Further, the challenges with getting rural adoption comes from a sad and unavoidable economic truth:
- Rural areas are often more than 100 miles away from a major medical facility that have this technology already in place.
However, for the majority of physician-owned medical practices, bearing the financial burden for upgrading their systems is difficult.
Challenge #4: Adoption from Physicians and Primary Care Providers
Running a successful remote patient monitoring (RPM) program requires the average medical practice to change the way its clinicians and staff deliver patient care. It requires a substantial expansion of responsibilities, such as constant monitoring, support, and monthly reviews of the data.
As a result, the overwhelming majority of primary care providers (PCPs) do not offer RPM as an option to patients.

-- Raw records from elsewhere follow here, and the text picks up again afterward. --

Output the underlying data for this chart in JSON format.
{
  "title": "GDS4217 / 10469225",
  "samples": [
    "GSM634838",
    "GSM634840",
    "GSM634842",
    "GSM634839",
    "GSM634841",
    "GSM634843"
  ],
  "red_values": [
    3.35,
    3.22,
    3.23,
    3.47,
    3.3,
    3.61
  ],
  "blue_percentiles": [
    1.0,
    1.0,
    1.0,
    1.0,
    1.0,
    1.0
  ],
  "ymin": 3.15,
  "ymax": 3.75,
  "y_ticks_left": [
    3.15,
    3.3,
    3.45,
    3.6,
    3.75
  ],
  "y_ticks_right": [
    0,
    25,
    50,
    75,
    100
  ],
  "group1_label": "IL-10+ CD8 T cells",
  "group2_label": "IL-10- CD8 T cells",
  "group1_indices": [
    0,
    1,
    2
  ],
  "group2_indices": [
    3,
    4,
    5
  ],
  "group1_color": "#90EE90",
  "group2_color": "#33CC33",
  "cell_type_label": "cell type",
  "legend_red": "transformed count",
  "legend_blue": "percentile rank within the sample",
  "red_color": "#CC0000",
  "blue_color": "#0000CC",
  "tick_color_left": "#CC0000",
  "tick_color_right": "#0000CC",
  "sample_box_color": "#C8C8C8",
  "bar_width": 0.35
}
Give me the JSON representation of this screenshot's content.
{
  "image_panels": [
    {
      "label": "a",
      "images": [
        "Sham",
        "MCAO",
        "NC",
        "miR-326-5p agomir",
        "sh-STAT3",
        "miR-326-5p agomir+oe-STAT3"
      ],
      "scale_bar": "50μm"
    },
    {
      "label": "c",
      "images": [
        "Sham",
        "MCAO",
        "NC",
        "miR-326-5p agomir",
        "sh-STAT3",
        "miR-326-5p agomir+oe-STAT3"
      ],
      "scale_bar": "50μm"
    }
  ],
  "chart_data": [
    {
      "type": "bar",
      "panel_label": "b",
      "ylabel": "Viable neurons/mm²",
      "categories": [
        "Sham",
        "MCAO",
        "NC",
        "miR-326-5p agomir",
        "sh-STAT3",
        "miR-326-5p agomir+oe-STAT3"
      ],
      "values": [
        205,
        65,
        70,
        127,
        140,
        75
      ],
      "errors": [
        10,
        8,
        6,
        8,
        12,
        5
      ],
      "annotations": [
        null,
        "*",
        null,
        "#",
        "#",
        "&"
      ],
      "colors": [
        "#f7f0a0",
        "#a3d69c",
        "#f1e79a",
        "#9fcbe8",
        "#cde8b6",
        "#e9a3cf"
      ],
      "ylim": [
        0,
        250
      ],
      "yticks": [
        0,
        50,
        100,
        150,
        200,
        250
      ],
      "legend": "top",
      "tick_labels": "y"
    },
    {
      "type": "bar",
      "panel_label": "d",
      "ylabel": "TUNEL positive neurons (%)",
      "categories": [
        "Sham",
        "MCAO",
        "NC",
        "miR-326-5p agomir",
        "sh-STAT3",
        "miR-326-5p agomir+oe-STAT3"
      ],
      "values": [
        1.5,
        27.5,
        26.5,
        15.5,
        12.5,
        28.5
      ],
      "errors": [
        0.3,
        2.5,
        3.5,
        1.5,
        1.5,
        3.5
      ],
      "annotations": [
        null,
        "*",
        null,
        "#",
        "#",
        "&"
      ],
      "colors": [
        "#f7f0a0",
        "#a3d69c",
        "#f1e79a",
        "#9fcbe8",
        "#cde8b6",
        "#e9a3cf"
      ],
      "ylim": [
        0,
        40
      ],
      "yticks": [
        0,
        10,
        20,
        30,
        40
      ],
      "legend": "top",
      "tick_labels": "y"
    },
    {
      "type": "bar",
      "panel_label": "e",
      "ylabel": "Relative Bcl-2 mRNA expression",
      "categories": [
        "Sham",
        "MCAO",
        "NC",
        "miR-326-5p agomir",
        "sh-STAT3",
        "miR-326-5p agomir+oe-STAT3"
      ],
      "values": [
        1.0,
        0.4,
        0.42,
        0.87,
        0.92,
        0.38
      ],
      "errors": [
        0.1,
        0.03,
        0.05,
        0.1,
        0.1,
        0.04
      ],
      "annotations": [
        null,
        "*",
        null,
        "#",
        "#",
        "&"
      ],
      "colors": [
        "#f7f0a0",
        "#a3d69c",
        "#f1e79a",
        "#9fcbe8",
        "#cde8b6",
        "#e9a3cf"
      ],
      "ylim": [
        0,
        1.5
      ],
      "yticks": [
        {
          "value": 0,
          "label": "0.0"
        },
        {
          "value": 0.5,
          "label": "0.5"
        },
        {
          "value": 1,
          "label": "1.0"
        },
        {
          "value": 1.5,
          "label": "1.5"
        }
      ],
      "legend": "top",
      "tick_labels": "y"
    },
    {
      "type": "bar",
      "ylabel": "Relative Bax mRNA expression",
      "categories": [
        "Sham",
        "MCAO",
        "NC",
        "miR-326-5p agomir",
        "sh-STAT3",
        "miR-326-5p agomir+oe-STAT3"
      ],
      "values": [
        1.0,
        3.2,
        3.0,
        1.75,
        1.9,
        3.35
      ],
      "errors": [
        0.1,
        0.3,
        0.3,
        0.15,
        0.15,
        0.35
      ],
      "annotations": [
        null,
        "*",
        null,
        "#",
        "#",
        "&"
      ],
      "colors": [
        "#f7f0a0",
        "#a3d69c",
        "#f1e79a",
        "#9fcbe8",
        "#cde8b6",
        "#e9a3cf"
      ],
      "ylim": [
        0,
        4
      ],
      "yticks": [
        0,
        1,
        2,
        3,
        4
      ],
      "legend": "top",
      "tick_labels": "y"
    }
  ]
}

If patients want to use RPM technologies to take a more active role in their health, their PCP or specialist must already be participating in an RPM program, which is rare.
According to an interview with Roy Schoenberg, CEO of telehealth company Amwell…

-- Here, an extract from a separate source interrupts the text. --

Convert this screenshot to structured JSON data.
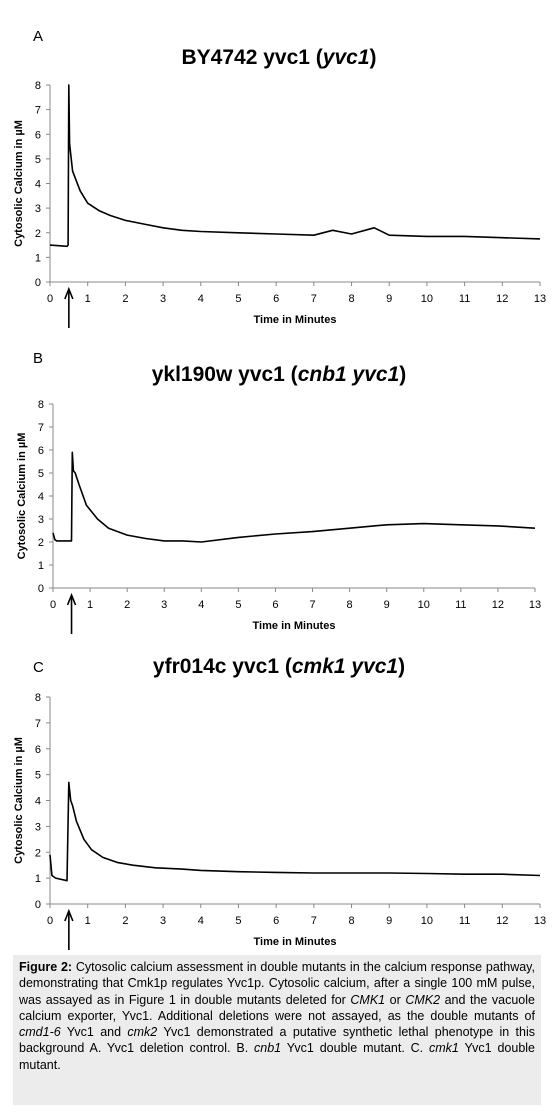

“When it comes down to smaller and smaller physician organizations and groups, these technologies … become cost prohibitive.”
In short, there is a tremendous access problem for the patients – and in turn, physicians’ offices – who could benefit most.
This is only exacerbated in the case of the most vulnerable patient populations, who may be unable to leave their homes on a regular basis, and those patients located in rural areas or areas without dense networks of healthcare providers.
This burden is only magnified by a simple fact about Medicare…
In order for physicians to be reimbursed for providing preventive care, they need new “billing codes” to submit to Medicare. And therein lies more problems…
- First: Until recently, physicians could not be reimbursed for telemedicine visits (except under certain and narrow conditions).
- Second: With regards to Medicare Fee-for-Service, billing codes are, by-and-large, not tied to success-based outcomes.
Most doctors are paid the same, regardless of whether you’re sick or healthy. It’s all determined by the billable codes.
Until more meaningful billing codes can be established – especially billing codes that are time based versus flat fee – the risk is often times too great for practices in rural areas to adopt the technology.
This problem is only made worse by the true technological barrier that stands in the way of mass adoption…
Challenge #5: Scalability
The biggest problem confronting Medicare was the inability of its fee-for-service program to address chronic disease care.
Williams suggests that in order to scale up care coordination for chronic diseases, an old paradigm of thinking must be re-examined: The primary care provider as quarterback.
You see, the current predominant payment model is based on the idea of the primary care physician as “quarterback” of a case management team.
This means the patient’s access to care coordination is dependent on who is “in network.”
This is the opposite of patient-centered. It is 100 percent physician-centric.
That’s why in order to make a real and substantial impact on the chronic disease crisis in America, we have to re-imagine the way we deliver preventive care…
And that means increasing technologies that make it easier to access the medical services so many individuals need.
As investors, this means looking past the marketing hype to look for companies who are focused on solving the real problems that are preventing this shift to preventative care from being truly permanent…
And more importantly, having proper expectations for how hard these problems are to solve… how long it might take to truly solve them… and what that means for investor returns in the short term and long term.